Invitation

8.1K 255 6
                                    

Aina mengerjapkan mata untuk menghalau cahaya matahari yang menerobos netranya. Dia melangkah keluar dari mobil sambil membawa dua tas, sedangkan Dipta mengikutinya dengan koper besar di tangan.

Jam tiga sore, mereka sudah tiba di rumah setelah perjalanan panjang yang melelahkan dari Bali. Perjalanan yang rencananya hanya menjadi liburan biasa, tetapi berubah menjadi bulan madu seperti pasangan suami istri pada umumnya. Bulan madu yang semoga menjadi pintu gerbang kehidupan rumah tangga mereka menjadi lebih baik.
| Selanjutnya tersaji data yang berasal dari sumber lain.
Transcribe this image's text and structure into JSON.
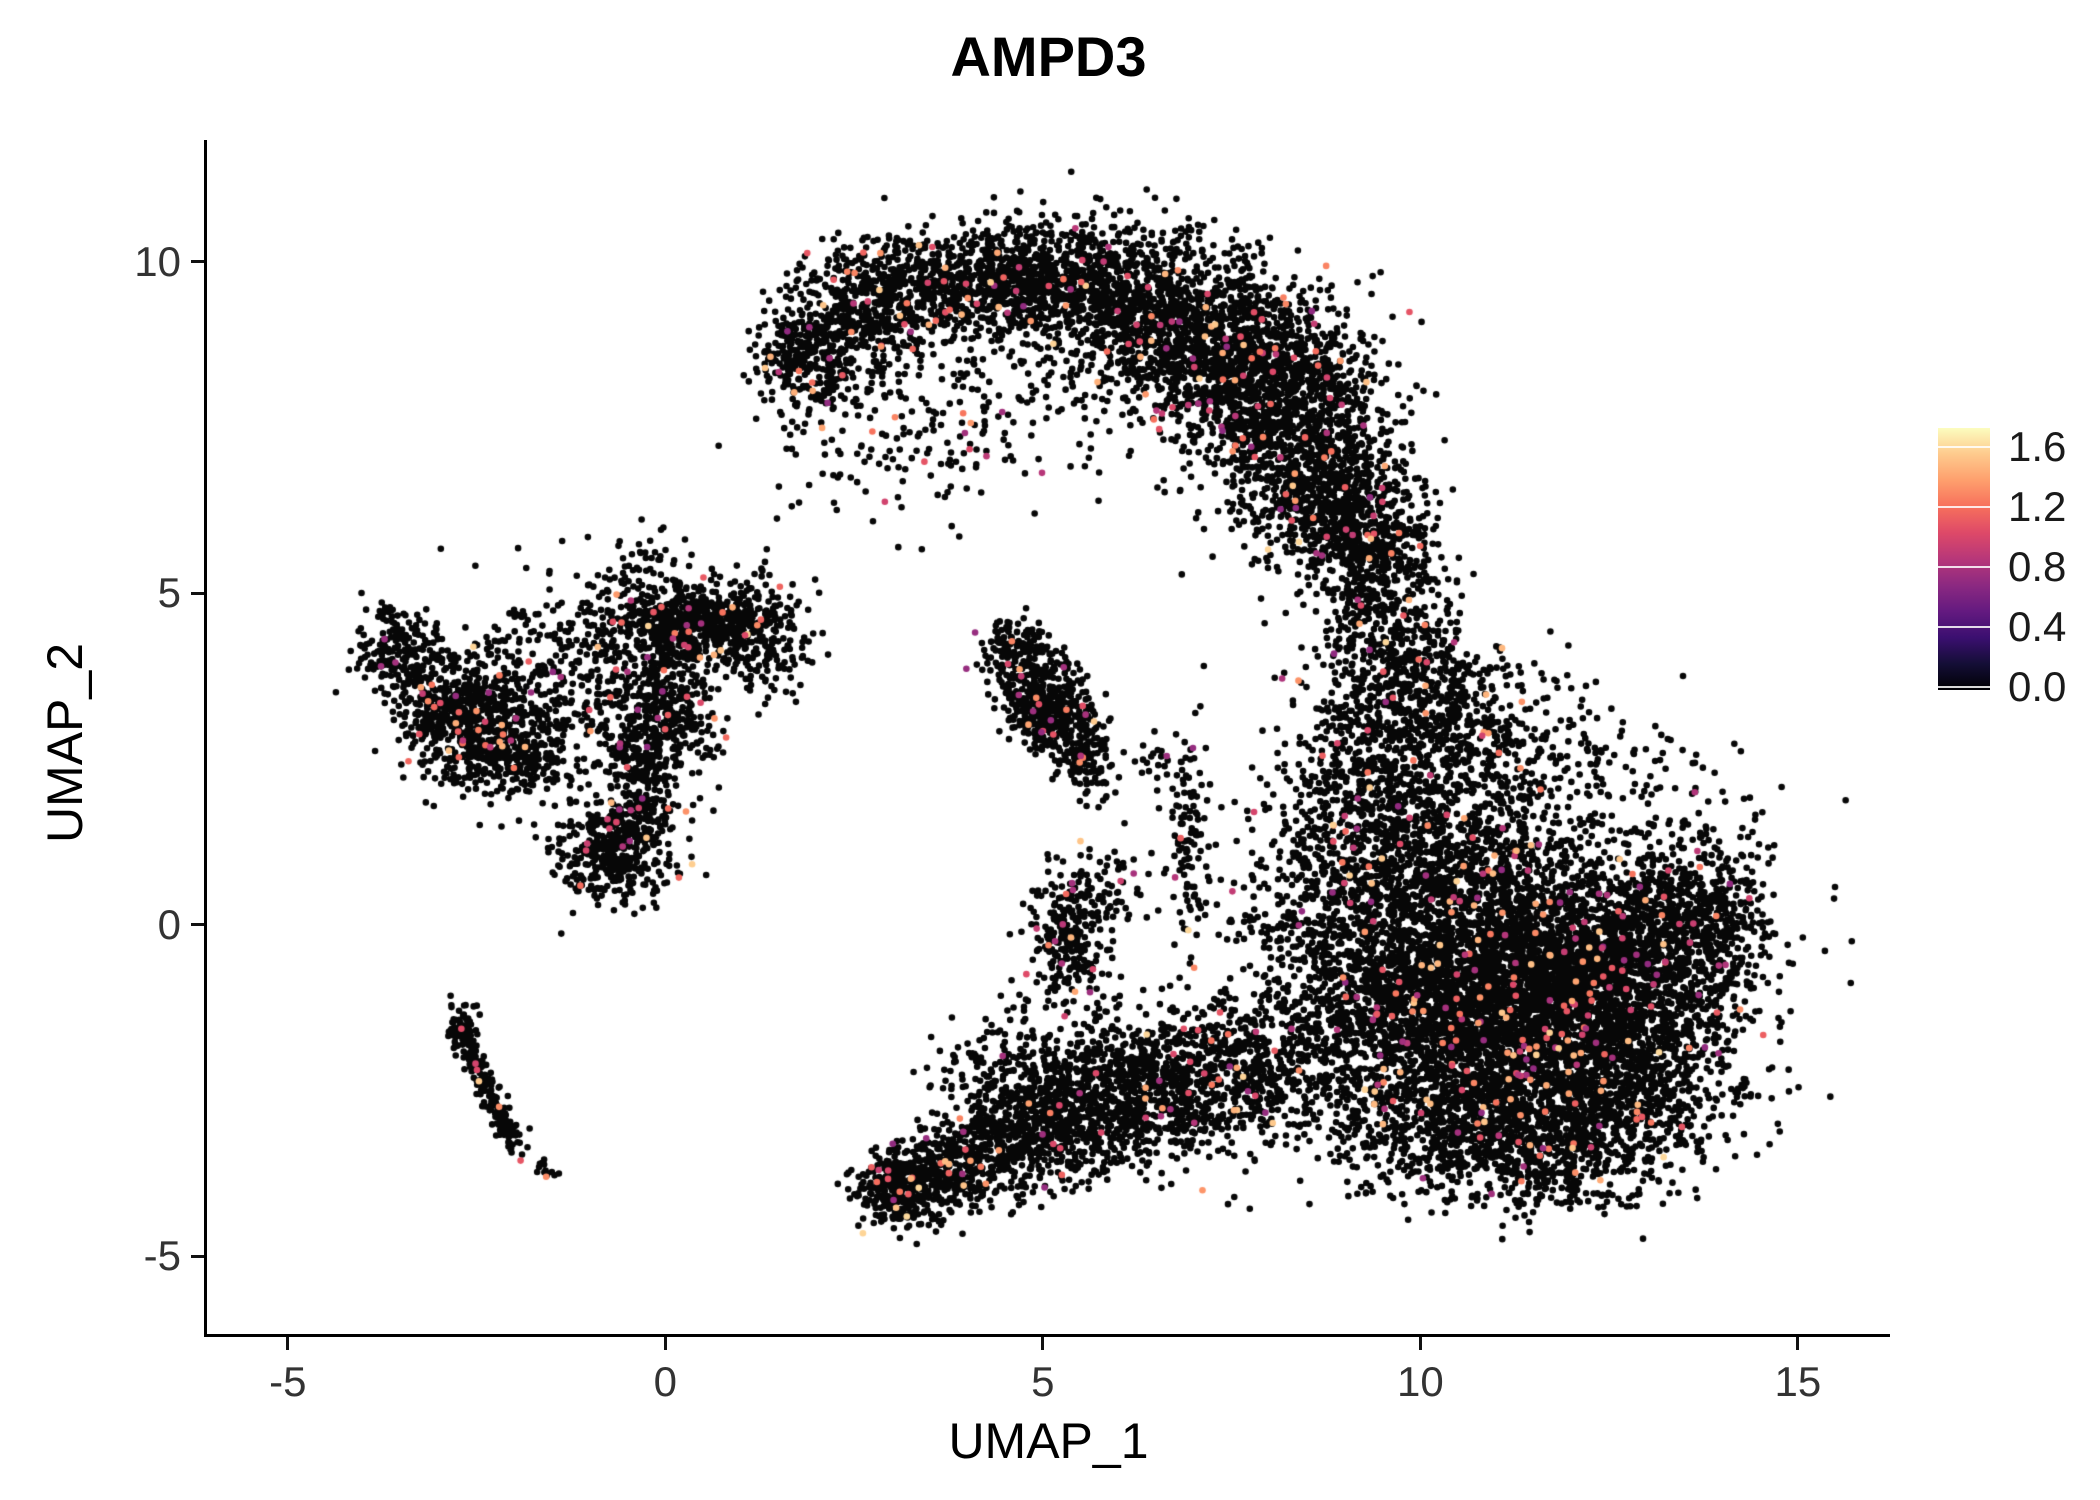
{
  "title": "AMPD3",
  "axes": {
    "x": {
      "label": "UMAP_1",
      "ticks": [
        -5,
        0,
        5,
        10,
        15
      ],
      "range": [
        -6.07,
        16.22
      ]
    },
    "y": {
      "label": "UMAP_2",
      "ticks": [
        -5,
        0,
        5,
        10
      ],
      "range": [
        -6.17,
        11.84
      ]
    }
  },
  "colorbar": {
    "tick_labels": [
      "1.6",
      "1.2",
      "0.8",
      "0.4",
      "0.0"
    ],
    "tick_values": [
      1.6,
      1.2,
      0.8,
      0.4,
      0.0
    ],
    "value_range": [
      -0.02,
      1.727
    ],
    "gradient": [
      "#000004",
      "#140e36",
      "#3b0f70",
      "#641a80",
      "#8c2981",
      "#b73779",
      "#de4968",
      "#f7705c",
      "#fe9f6d",
      "#feca8d",
      "#fcfdbf"
    ]
  },
  "chart_data": {
    "type": "scatter",
    "title": "AMPD3",
    "xlabel": "UMAP_1",
    "ylabel": "UMAP_2",
    "xlim": [
      -6.07,
      16.22
    ],
    "ylim": [
      -6.17,
      11.84
    ],
    "grid": false,
    "legend_position": "right-colorbar",
    "point_radius": 3.3,
    "base_color": "#070707",
    "n_points_approx": 24000,
    "expression": {
      "colored_fraction": 0.03,
      "value_min": 0.7,
      "value_max": 1.6,
      "scale_max": 1.72
    },
    "cluster_fields": [
      "center_x",
      "center_y",
      "sd_x",
      "sd_y",
      "n_points"
    ],
    "clusters": [
      [
        2.0,
        8.7,
        0.35,
        0.55,
        280
      ],
      [
        2.8,
        9.3,
        0.5,
        0.5,
        420
      ],
      [
        4.0,
        9.7,
        0.7,
        0.4,
        520
      ],
      [
        5.3,
        9.75,
        0.8,
        0.45,
        620
      ],
      [
        6.6,
        9.2,
        0.8,
        0.6,
        850
      ],
      [
        7.6,
        8.4,
        0.7,
        0.7,
        950
      ],
      [
        8.4,
        7.4,
        0.6,
        0.8,
        850
      ],
      [
        8.9,
        6.3,
        0.5,
        0.6,
        520
      ],
      [
        9.3,
        5.6,
        0.4,
        0.4,
        240
      ],
      [
        5.2,
        8.3,
        1.3,
        0.8,
        190
      ],
      [
        3.3,
        7.4,
        0.9,
        0.7,
        120
      ],
      [
        1.7,
        8.5,
        0.25,
        0.45,
        110
      ],
      [
        2.3,
        6.8,
        0.5,
        0.4,
        10
      ],
      [
        9.6,
        4.8,
        0.45,
        0.6,
        280
      ],
      [
        9.8,
        3.6,
        0.6,
        0.6,
        400
      ],
      [
        10.8,
        2.9,
        0.9,
        0.7,
        350
      ],
      [
        9.4,
        2.2,
        0.6,
        0.7,
        400
      ],
      [
        10.3,
        1.1,
        0.9,
        0.8,
        750
      ],
      [
        8.9,
        0.2,
        0.7,
        1.0,
        550
      ],
      [
        10.9,
        -0.5,
        1.0,
        0.9,
        1800
      ],
      [
        12.3,
        -1.0,
        1.0,
        0.9,
        1800
      ],
      [
        11.4,
        -2.2,
        1.1,
        0.8,
        1400
      ],
      [
        13.2,
        -0.1,
        0.7,
        0.7,
        650
      ],
      [
        13.9,
        0.3,
        0.35,
        0.45,
        200
      ],
      [
        9.7,
        -1.6,
        0.8,
        0.9,
        850
      ],
      [
        12.6,
        -2.7,
        0.8,
        0.5,
        480
      ],
      [
        10.6,
        -3.2,
        0.9,
        0.5,
        430
      ],
      [
        11.8,
        -3.6,
        0.7,
        0.35,
        230
      ],
      [
        12.8,
        1.8,
        0.9,
        0.6,
        110
      ],
      [
        -3.6,
        4.15,
        0.28,
        0.35,
        160
      ],
      [
        -3.25,
        3.4,
        0.3,
        0.4,
        120
      ],
      [
        -2.55,
        3.15,
        0.42,
        0.5,
        620
      ],
      [
        -1.95,
        2.55,
        0.35,
        0.35,
        210
      ],
      [
        -1.0,
        3.7,
        0.75,
        0.75,
        400
      ],
      [
        0.15,
        4.5,
        0.5,
        0.28,
        430
      ],
      [
        0.9,
        4.55,
        0.35,
        0.3,
        210
      ],
      [
        -0.35,
        2.3,
        0.25,
        0.65,
        300
      ],
      [
        0.1,
        3.3,
        0.3,
        0.55,
        260
      ],
      [
        -0.7,
        1.15,
        0.38,
        0.42,
        400
      ],
      [
        -0.2,
        5.3,
        0.35,
        0.35,
        65
      ],
      [
        1.35,
        4.35,
        0.3,
        0.45,
        150
      ],
      [
        -2.72,
        -1.5,
        0.12,
        0.2,
        45
      ],
      [
        4.6,
        4.2,
        0.22,
        0.22,
        100
      ],
      [
        4.9,
        3.7,
        0.28,
        0.3,
        170
      ],
      [
        5.15,
        3.2,
        0.28,
        0.3,
        280
      ],
      [
        5.5,
        2.7,
        0.22,
        0.28,
        100
      ],
      [
        5.7,
        2.25,
        0.18,
        0.25,
        40
      ],
      [
        3.1,
        -4.0,
        0.28,
        0.28,
        280
      ],
      [
        3.6,
        -3.85,
        0.38,
        0.3,
        260
      ],
      [
        4.3,
        -3.4,
        0.5,
        0.4,
        300
      ],
      [
        5.1,
        -3.0,
        0.6,
        0.45,
        400
      ],
      [
        6.0,
        -2.7,
        0.65,
        0.5,
        450
      ],
      [
        6.9,
        -2.35,
        0.65,
        0.5,
        410
      ],
      [
        7.8,
        -2.05,
        0.6,
        0.6,
        360
      ],
      [
        5.6,
        -1.8,
        0.8,
        0.55,
        200
      ],
      [
        4.4,
        -2.3,
        0.5,
        0.45,
        120
      ],
      [
        5.35,
        -0.1,
        0.24,
        0.5,
        250
      ],
      [
        5.95,
        0.45,
        0.3,
        0.35,
        55
      ],
      [
        6.95,
        1.3,
        0.12,
        0.85,
        100
      ],
      [
        6.6,
        2.5,
        0.25,
        0.3,
        28
      ]
    ],
    "streak_fields": [
      "x1",
      "y1",
      "x2",
      "y2",
      "jitter",
      "n_points"
    ],
    "streaks": [
      [
        -2.75,
        -1.45,
        -1.95,
        -3.45,
        0.08,
        200
      ],
      [
        -1.75,
        -3.55,
        -1.5,
        -3.8,
        0.06,
        14
      ]
    ]
  }
}
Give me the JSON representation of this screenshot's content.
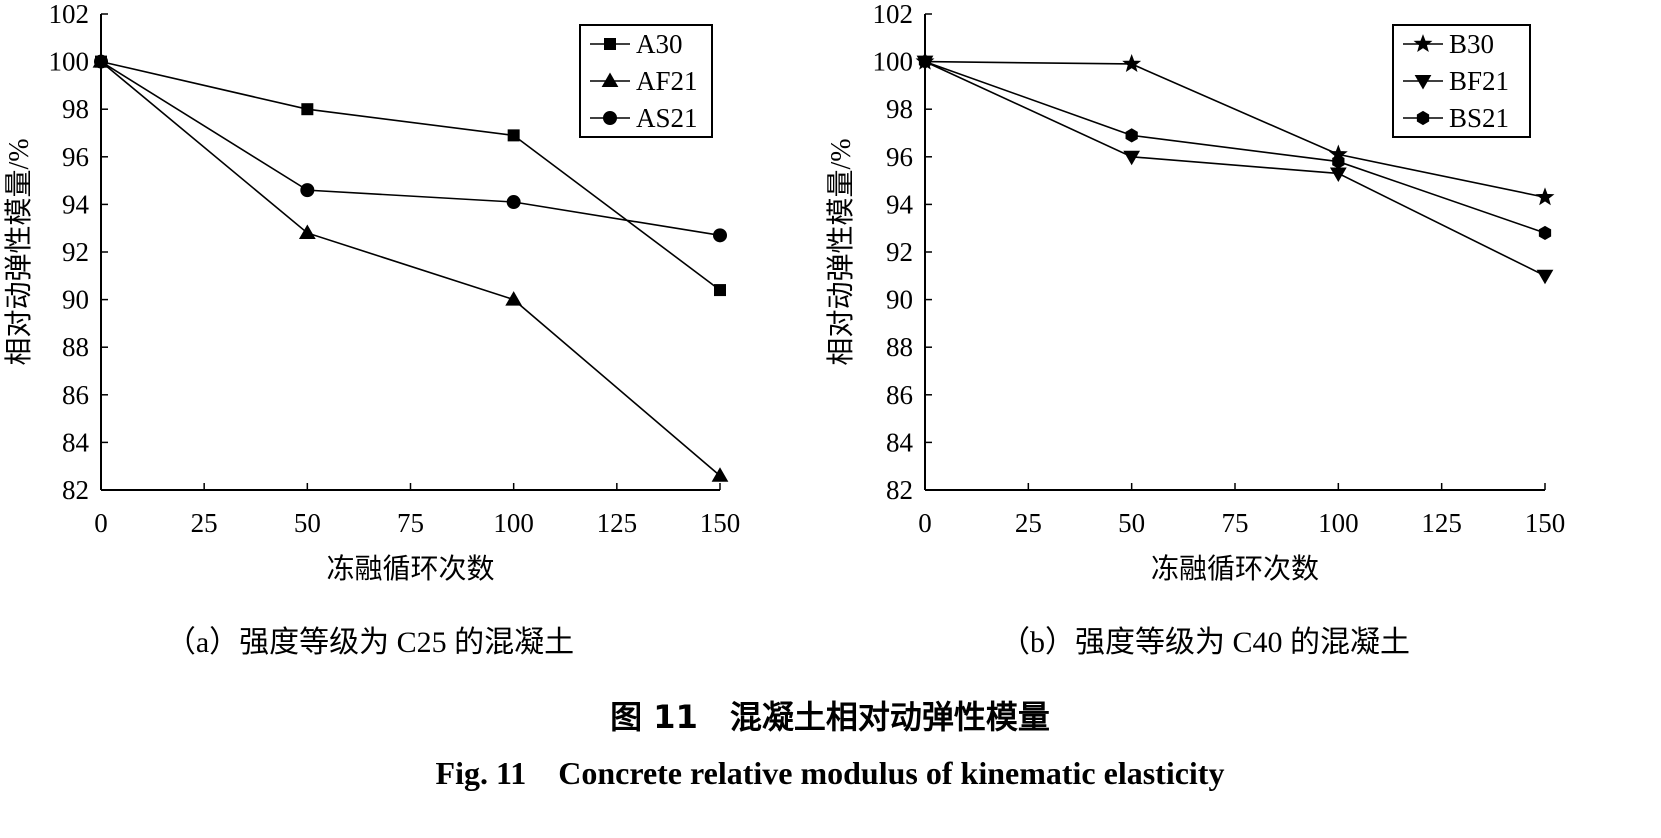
{
  "figure": {
    "title_cn": "图 11　混凝土相对动弹性模量",
    "title_en": "Fig. 11　Concrete relative modulus of kinematic elasticity"
  },
  "chart_data": [
    {
      "type": "line",
      "caption": "（a）强度等级为 C25 的混凝土",
      "xlabel": "冻融循环次数",
      "ylabel": "相对动弹性模量/%",
      "xlim": [
        0,
        150
      ],
      "ylim": [
        82,
        102
      ],
      "xticks": [
        0,
        25,
        50,
        75,
        100,
        125,
        150
      ],
      "yticks": [
        82,
        84,
        86,
        88,
        90,
        92,
        94,
        96,
        98,
        100,
        102
      ],
      "x": [
        0,
        50,
        100,
        150
      ],
      "grid": false,
      "legend_position": "top-right",
      "series": [
        {
          "name": "A30",
          "marker": "square",
          "values": [
            100,
            98.0,
            96.9,
            90.4
          ]
        },
        {
          "name": "AF21",
          "marker": "triangle-up",
          "values": [
            100,
            92.8,
            90.0,
            82.6
          ]
        },
        {
          "name": "AS21",
          "marker": "circle",
          "values": [
            100,
            94.6,
            94.1,
            92.7
          ]
        }
      ]
    },
    {
      "type": "line",
      "caption": "（b）强度等级为 C40 的混凝土",
      "xlabel": "冻融循环次数",
      "ylabel": "相对动弹性模量/%",
      "xlim": [
        0,
        150
      ],
      "ylim": [
        82,
        102
      ],
      "xticks": [
        0,
        25,
        50,
        75,
        100,
        125,
        150
      ],
      "yticks": [
        82,
        84,
        86,
        88,
        90,
        92,
        94,
        96,
        98,
        100,
        102
      ],
      "x": [
        0,
        50,
        100,
        150
      ],
      "grid": false,
      "legend_position": "top-right",
      "series": [
        {
          "name": "B30",
          "marker": "star",
          "values": [
            100,
            99.9,
            96.1,
            94.3
          ]
        },
        {
          "name": "BF21",
          "marker": "triangle-down",
          "values": [
            100,
            96.0,
            95.3,
            91.0
          ]
        },
        {
          "name": "BS21",
          "marker": "hexagon",
          "values": [
            100,
            96.9,
            95.8,
            92.8
          ]
        }
      ]
    }
  ]
}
Aina membuka pintu kamar. Dia mengedarkan pandangan ke seluruh ruangan yang beberapa hari dia tinggalkan, melangkah perlahan lalu mendudukkan diri di atas ranjang.

Dipta menyusul beberapa saat kemudian. Meletakkan koper di samping meja rias, lalu ikut duduk di tepi ranjang, di samping istrinya.

"Kamu lelah?" Dipta bertanya seraya merengkuh bahu Aina. Dia menyenderkan kepala wanita itu ke bahunya.

Aina bergumam singkat. Kemudian mengangkat wajah menghadap Dipta. "Aku lapar."

Mendengar itu, Dipta terkekeh. Dibelainya pipi yang bersemu merah milik Aina seraya bertanya, "Mau makan apa?"

"Sesuatu yang kamu buat. Apa pun." Aina menjawab dengan mata berbinar.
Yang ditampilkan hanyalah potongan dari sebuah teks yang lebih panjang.